Чего-чего? Я еще не отошла от ночного разговора, и вся эта ситуация меня очень рассердила.
— А зачем вы МНЕ готовите завтрак? Девушке своей готовьте! И ее поздравляйте! — вырвалось у меня.
Морозов странно на меня посмотрел, а ответил на мой выпад и вовсе удивительно:
— Вика, у меня в последнее время возникают сомнения, что ты — филолог. Ты точно сама проводила лингвистический анализ текстов?
Вот к чему такое говорить, а? Я рассердилась еще больше и сказала:
— А у меня возникают сомнения, что вы — доктор наук. Такие тупые вещи иногда выдаете.
По непонятной причине Морозов и на эту реплику не обиделся, а с насмешкой произнес еще более странную фразу:
— Так наличие ученой степени не свидетельствует о наличии ума, ты разве не знала? Ученая степень говорит лишь о том, что человек умеет добиваться поставленных целей.

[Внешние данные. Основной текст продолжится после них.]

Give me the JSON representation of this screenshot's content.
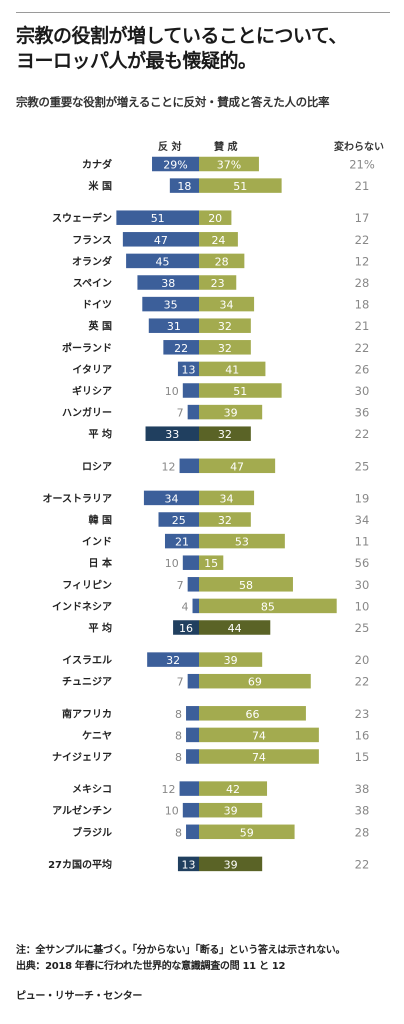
{
  "title_line1": "宗教の役割が増していることについて、",
  "title_line2": "ヨーロッパ人が最も懐疑的。",
  "subtitle": "宗教の重要な役割が増えることに反対・賛成と答えた人の比率",
  "headers": {
    "oppose": "反 対",
    "favor": "賛 成",
    "unchanged": "変わらない"
  },
  "colors": {
    "oppose": "#3c5f9a",
    "favor": "#a3ab4f",
    "oppose_avg": "#203f5f",
    "favor_avg": "#5a6326",
    "label_inside": "#ffffff",
    "label_outside": "#888888",
    "unchanged_text": "#888888"
  },
  "chart_data": {
    "type": "bar",
    "subtype": "diverging-horizontal",
    "series_names": [
      "反 対",
      "賛 成",
      "変わらない"
    ],
    "groups": [
      {
        "rows": [
          {
            "country": "カナダ",
            "oppose": 29,
            "favor": 37,
            "unchanged": 21,
            "oppose_label": "29%",
            "favor_label": "37%",
            "unchanged_label": "21%"
          },
          {
            "country": "米 国",
            "oppose": 18,
            "favor": 51,
            "unchanged": 21
          }
        ]
      },
      {
        "rows": [
          {
            "country": "スウェーデン",
            "oppose": 51,
            "favor": 20,
            "unchanged": 17
          },
          {
            "country": "フランス",
            "oppose": 47,
            "favor": 24,
            "unchanged": 22
          },
          {
            "country": "オランダ",
            "oppose": 45,
            "favor": 28,
            "unchanged": 12
          },
          {
            "country": "スペイン",
            "oppose": 38,
            "favor": 23,
            "unchanged": 28
          },
          {
            "country": "ドイツ",
            "oppose": 35,
            "favor": 34,
            "unchanged": 18
          },
          {
            "country": "英 国",
            "oppose": 31,
            "favor": 32,
            "unchanged": 21
          },
          {
            "country": "ポーランド",
            "oppose": 22,
            "favor": 32,
            "unchanged": 22
          },
          {
            "country": "イタリア",
            "oppose": 13,
            "favor": 41,
            "unchanged": 26
          },
          {
            "country": "ギリシア",
            "oppose": 10,
            "favor": 51,
            "unchanged": 30
          },
          {
            "country": "ハンガリー",
            "oppose": 7,
            "favor": 39,
            "unchanged": 36
          },
          {
            "country": "平 均",
            "oppose": 33,
            "favor": 32,
            "unchanged": 22,
            "average": true
          }
        ]
      },
      {
        "rows": [
          {
            "country": "ロシア",
            "oppose": 12,
            "favor": 47,
            "unchanged": 25
          }
        ]
      },
      {
        "rows": [
          {
            "country": "オーストラリア",
            "oppose": 34,
            "favor": 34,
            "unchanged": 19
          },
          {
            "country": "韓 国",
            "oppose": 25,
            "favor": 32,
            "unchanged": 34
          },
          {
            "country": "インド",
            "oppose": 21,
            "favor": 53,
            "unchanged": 11
          },
          {
            "country": "日 本",
            "oppose": 10,
            "favor": 15,
            "unchanged": 56
          },
          {
            "country": "フィリピン",
            "oppose": 7,
            "favor": 58,
            "unchanged": 30
          },
          {
            "country": "インドネシア",
            "oppose": 4,
            "favor": 85,
            "unchanged": 10
          },
          {
            "country": "平 均",
            "oppose": 16,
            "favor": 44,
            "unchanged": 25,
            "average": true
          }
        ]
      },
      {
        "rows": [
          {
            "country": "イスラエル",
            "oppose": 32,
            "favor": 39,
            "unchanged": 20
          },
          {
            "country": "チュニジア",
            "oppose": 7,
            "favor": 69,
            "unchanged": 22
          }
        ]
      },
      {
        "rows": [
          {
            "country": "南アフリカ",
            "oppose": 8,
            "favor": 66,
            "unchanged": 23
          },
          {
            "country": "ケニヤ",
            "oppose": 8,
            "favor": 74,
            "unchanged": 16
          },
          {
            "country": "ナイジェリア",
            "oppose": 8,
            "favor": 74,
            "unchanged": 15
          }
        ]
      },
      {
        "rows": [
          {
            "country": "メキシコ",
            "oppose": 12,
            "favor": 42,
            "unchanged": 38
          },
          {
            "country": "アルゼンチン",
            "oppose": 10,
            "favor": 39,
            "unchanged": 38
          },
          {
            "country": "ブラジル",
            "oppose": 8,
            "favor": 59,
            "unchanged": 28
          }
        ]
      },
      {
        "rows": [
          {
            "country": "27カ国の平均",
            "oppose": 13,
            "favor": 39,
            "unchanged": 22,
            "average": true
          }
        ]
      }
    ]
  },
  "footer": {
    "note": "注：全サンプルに基づく。「分からない」「断る」という答えは示されない。",
    "source": "出典：2018 年春に行われた世界的な意識調査の問 11 と 12",
    "credit": "ピュー・リサーチ・センター"
  }
}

Я вдруг подумала, что наш диалог в данный момент напоминает постмодернистский текст — какой-то смысл в нем есть, но какой именно — понять сложно. Или смысл в том, что Денис Сергеевич хочет прикинуться дураком?
Пока я раздумывала, не обрушить ли этот завтрак ему на голову, входная дверь распахнулась и в квартиру ввалилась Алевтина. Увидев нас, она сделала квадратные глаза.